During its regular business meeting Nov. 5, the council voted unanimously to approve the first readings of Ordinances 3209 and 3210. They must be approved again at a future meeting before they can be passed.

No members of the public commented on either proposed ordinance. 

If approved, Ordinance 3209 would provide an additional $1,381,583 for a total of $12,335,213. 

Major appropriations earmarked include $786,143 for the general fund, $461,549 for the special revenue fund, $21,236 for the debt service fund, $43,437 for enterprise funds, $50,217 for internal service funds and $19,000 for fiduciary funds. Ordinance 3210 would affect the property tax levies collected within city limits in 2019. 

If adopted, it would increase the general levy by 1 percent, providing a total of about $4.15 million in revenues, an increase of $99,975 over 2018. 

In addition, the emergency and medical services levy would see an increase of 2.75 percent next year, providing a total of $771,155, an increase of $17,889 over 2018.

Finally, a tax levy for Mountain View Commons capital improvements would be set at about 9 cents per $1,000 of assessed property value as determined by the Jefferson County Assessor. 

That levy was approved by voters during a special election on Feb. 10, 2015, for the purpose of funding improvements to the Mountain View Commons facility, and to repay any interim financing used for those improvements. 

The council will consider both ordinances during a special business meeting Nov. 13 at City Hall.

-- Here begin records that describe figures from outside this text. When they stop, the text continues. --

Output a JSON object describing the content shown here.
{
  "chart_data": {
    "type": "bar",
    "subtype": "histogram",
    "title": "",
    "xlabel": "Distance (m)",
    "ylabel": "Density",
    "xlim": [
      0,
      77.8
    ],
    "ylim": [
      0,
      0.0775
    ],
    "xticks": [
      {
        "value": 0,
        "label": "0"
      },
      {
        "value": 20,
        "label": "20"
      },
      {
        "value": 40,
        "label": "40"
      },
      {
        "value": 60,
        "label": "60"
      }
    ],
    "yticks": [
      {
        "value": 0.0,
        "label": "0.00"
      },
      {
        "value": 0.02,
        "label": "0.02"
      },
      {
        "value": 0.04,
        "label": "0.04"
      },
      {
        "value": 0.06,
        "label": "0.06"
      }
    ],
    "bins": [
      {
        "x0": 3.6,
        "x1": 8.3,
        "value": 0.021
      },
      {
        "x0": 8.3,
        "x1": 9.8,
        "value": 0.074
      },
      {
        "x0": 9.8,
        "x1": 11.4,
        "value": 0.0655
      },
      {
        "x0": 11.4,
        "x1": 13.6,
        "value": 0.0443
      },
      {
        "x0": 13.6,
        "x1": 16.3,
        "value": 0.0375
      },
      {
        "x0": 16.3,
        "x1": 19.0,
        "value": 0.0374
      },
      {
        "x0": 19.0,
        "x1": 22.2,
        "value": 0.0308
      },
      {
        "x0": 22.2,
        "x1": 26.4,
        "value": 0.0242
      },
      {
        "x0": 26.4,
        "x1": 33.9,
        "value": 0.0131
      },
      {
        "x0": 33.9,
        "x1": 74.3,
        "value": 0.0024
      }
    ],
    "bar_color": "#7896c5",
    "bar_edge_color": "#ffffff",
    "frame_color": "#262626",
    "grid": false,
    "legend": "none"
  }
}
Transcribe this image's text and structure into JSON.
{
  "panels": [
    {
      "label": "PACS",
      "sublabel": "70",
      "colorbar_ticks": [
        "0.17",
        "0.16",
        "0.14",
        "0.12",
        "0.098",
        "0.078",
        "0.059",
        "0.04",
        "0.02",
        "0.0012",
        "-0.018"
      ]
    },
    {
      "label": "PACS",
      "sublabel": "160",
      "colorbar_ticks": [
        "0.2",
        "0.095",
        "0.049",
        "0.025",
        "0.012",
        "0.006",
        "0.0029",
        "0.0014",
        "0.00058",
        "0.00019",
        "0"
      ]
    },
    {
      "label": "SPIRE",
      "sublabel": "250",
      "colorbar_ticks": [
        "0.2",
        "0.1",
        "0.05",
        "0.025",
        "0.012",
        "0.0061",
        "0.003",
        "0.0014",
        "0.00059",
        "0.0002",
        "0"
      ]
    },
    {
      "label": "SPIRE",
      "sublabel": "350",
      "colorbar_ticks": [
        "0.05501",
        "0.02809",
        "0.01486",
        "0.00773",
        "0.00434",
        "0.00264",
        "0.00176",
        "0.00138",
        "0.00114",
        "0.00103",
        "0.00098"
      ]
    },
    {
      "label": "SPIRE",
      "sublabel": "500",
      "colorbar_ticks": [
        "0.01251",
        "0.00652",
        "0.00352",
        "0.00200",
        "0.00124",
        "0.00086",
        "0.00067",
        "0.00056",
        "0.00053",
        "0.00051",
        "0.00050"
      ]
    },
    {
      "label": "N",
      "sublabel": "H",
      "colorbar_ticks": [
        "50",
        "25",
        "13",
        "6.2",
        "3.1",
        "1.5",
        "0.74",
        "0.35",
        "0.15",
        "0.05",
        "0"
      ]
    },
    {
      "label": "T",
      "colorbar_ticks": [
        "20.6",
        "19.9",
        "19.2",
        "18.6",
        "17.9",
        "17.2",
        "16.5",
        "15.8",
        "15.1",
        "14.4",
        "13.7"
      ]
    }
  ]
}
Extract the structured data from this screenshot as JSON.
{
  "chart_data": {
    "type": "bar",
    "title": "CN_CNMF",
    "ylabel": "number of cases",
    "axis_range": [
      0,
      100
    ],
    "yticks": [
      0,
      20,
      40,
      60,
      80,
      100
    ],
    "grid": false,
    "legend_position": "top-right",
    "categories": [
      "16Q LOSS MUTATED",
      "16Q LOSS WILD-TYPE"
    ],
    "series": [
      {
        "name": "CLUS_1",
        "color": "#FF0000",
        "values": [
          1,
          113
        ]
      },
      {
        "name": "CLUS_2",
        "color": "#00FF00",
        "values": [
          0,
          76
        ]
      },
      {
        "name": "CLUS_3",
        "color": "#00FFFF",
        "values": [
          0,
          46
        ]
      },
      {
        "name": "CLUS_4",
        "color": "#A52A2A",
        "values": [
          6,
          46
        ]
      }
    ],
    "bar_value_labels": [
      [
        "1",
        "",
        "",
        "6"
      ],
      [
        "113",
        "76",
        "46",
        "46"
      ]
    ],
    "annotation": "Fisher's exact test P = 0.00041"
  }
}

The meeting will take place on Tuesday because of the Monday holiday. 

Ordinance 3209 would need a majority plus one yes vote to pass.  

In other business, the council discussed the city’s 2019 preliminary budget, adoption of the 2019-24 capital improvement plan and the 2018 water system plan. No action was taken on any of those items.

(1) comment

Tom Camfield

During my many years on the council in olden times, there was a maximum on how much the city could draw from country property taxes (so many mils as a part of the total). Has the city been levying less than the maximum allowable?